Genotypical
Newcomer
I figure some here would have good ideas on this. One reason I suspect is the difference in scheduling. I usually link people to this article
https://www.anandtech.com/show/5699/nvidia-geforce-gtx-680-review/3
I assume later Nvidia architectures continued and improved on this. Things weren't as great with Kepler so I left it out of the title, but it started there. As long as just this one difference remains its very unlikely consumption numbers will match at the same or similar manufacturing node, right? are there other factors?
https://www.anandtech.com/show/5699/nvidia-geforce-gtx-680-review/3
The end result is an interesting one, if only because by conventional standards it’s going in reverse. With GK104 NVIDIA is going back to static scheduling. Traditionally, processors have started with static scheduling and then moved to hardware scheduling as both software and hardware complexity has increased. Hardware instruction scheduling allows the processor to schedule instructions in the most efficient manner in real time as conditions permit, as opposed to strictly following the order of the code itself regardless of the code’s efficiency. This in turn improves the performance of the processor.
However based on their own internal research and simulations, in their search for efficiency NVIDIA found that hardware scheduling was consuming a fair bit of power and area for few benefits. In particular, since Kepler’s math pipeline has a fixed latency, hardware scheduling of the instruction inside of a warp was redundant since the compiler already knew the latency of each math instruction it issued. So NVIDIA has replaced Fermi’s complex scheduler with a far simpler scheduler that still uses scoreboarding and other methods for inter-warp scheduling, but moves the scheduling of instructions in a warp into NVIDIA’s compiler. In essence it’s a return to static scheduling.
Ultimately it remains to be seen just what the impact of this move will be.

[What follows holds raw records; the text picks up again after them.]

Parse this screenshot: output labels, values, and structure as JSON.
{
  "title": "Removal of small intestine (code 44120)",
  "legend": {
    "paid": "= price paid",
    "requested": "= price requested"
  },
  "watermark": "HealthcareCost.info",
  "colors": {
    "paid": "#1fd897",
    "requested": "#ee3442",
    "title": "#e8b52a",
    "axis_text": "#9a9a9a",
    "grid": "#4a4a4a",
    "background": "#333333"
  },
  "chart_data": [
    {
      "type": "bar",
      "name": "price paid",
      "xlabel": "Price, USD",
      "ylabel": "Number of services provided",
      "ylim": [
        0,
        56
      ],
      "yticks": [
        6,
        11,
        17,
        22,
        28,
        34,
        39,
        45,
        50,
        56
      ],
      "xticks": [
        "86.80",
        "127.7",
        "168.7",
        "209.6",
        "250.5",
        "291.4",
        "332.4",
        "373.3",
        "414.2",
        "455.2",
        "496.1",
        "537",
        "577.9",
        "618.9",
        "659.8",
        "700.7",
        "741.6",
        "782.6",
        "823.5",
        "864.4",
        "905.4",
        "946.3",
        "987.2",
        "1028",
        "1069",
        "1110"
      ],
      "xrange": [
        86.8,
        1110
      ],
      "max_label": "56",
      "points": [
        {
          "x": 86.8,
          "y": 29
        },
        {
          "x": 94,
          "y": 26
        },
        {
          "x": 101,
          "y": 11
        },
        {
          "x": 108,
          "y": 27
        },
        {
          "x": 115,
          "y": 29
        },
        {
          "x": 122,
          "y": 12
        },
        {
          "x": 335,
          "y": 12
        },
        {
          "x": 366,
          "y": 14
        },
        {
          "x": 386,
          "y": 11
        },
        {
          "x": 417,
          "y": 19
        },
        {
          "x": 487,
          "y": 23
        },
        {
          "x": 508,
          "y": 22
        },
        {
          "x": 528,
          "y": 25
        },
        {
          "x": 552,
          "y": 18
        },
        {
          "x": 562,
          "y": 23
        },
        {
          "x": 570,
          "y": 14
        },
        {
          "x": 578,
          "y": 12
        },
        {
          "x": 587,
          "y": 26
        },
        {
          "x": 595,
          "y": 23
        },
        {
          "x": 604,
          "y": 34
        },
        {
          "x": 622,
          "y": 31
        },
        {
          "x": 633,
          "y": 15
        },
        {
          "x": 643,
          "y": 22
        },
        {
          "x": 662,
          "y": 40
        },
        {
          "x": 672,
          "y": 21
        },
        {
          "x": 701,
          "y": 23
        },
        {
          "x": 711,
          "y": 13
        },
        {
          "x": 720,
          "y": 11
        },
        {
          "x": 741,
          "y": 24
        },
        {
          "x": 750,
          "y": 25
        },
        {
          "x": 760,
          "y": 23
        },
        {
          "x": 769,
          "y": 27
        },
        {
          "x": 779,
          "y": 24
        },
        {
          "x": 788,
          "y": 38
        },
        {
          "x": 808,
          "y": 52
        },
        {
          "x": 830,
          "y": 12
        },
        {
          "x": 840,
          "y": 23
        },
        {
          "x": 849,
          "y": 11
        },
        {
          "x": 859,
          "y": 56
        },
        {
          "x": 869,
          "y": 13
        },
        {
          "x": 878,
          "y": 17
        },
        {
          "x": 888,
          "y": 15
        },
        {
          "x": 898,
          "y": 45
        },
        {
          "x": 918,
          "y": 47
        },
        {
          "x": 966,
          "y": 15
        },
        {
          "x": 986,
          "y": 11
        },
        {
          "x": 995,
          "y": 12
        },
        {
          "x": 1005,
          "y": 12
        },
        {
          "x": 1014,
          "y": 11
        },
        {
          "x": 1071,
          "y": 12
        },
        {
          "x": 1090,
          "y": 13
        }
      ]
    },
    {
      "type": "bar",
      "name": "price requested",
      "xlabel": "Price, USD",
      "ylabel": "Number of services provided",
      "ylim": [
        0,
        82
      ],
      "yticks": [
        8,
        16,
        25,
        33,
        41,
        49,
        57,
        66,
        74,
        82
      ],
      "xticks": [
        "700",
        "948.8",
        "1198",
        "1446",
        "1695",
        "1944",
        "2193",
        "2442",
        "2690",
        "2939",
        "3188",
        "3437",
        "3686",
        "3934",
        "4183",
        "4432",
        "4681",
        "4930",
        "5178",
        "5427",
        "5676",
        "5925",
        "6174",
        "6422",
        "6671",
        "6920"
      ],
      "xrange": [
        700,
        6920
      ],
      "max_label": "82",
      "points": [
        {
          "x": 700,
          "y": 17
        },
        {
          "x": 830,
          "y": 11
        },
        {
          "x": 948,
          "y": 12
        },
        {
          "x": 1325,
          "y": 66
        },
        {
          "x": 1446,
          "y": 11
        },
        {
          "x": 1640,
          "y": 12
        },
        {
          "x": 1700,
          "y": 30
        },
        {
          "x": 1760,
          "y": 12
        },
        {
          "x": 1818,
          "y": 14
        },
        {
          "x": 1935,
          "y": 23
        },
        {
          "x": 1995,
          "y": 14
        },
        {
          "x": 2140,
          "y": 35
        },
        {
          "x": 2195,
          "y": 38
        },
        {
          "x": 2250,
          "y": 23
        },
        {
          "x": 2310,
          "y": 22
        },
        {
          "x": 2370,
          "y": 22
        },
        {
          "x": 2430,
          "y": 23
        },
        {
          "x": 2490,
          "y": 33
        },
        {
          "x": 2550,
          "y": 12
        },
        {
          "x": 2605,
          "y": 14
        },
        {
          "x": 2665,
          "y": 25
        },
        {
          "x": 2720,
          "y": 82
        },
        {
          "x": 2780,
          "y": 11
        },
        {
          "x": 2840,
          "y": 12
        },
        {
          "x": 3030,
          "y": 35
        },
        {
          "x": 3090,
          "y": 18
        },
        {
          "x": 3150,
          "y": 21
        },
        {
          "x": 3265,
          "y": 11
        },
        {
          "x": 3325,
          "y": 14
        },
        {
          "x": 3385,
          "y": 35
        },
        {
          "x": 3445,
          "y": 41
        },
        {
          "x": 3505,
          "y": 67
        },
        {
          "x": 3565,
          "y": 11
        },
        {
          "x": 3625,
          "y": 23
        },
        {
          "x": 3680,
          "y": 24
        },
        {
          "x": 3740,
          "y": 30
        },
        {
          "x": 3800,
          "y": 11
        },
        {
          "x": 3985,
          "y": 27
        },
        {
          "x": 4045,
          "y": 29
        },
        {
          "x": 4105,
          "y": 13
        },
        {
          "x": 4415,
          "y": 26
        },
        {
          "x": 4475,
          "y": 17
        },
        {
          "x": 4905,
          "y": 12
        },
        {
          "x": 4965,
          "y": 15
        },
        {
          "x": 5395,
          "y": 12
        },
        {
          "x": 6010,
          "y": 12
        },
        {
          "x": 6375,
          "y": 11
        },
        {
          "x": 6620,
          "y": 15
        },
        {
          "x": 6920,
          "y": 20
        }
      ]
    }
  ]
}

Hardware scheduling makes all the sense in the world for complex compute applications, which is a big reason why Fermi had hardware scheduling in the first place, and for that matter why AMD moved to hardware scheduling with GCN. At the same time however when it comes to graphics workloads even complex shader programs are simple relative to complex compute applications, so it’s not at all clear that this will have a significant impact on graphics performance, and indeed if it did have a significant impact on graphics performance we can’t imagine NVIDIA would go this way.
I assume later Nvidia architectures continued and improved on this. Things weren't as great with Kepler so I left it out of the title, but it started there. As long as just this one difference remains its very unlikely consumption numbers will match at the same or similar manufacturing node, right? are there other factors?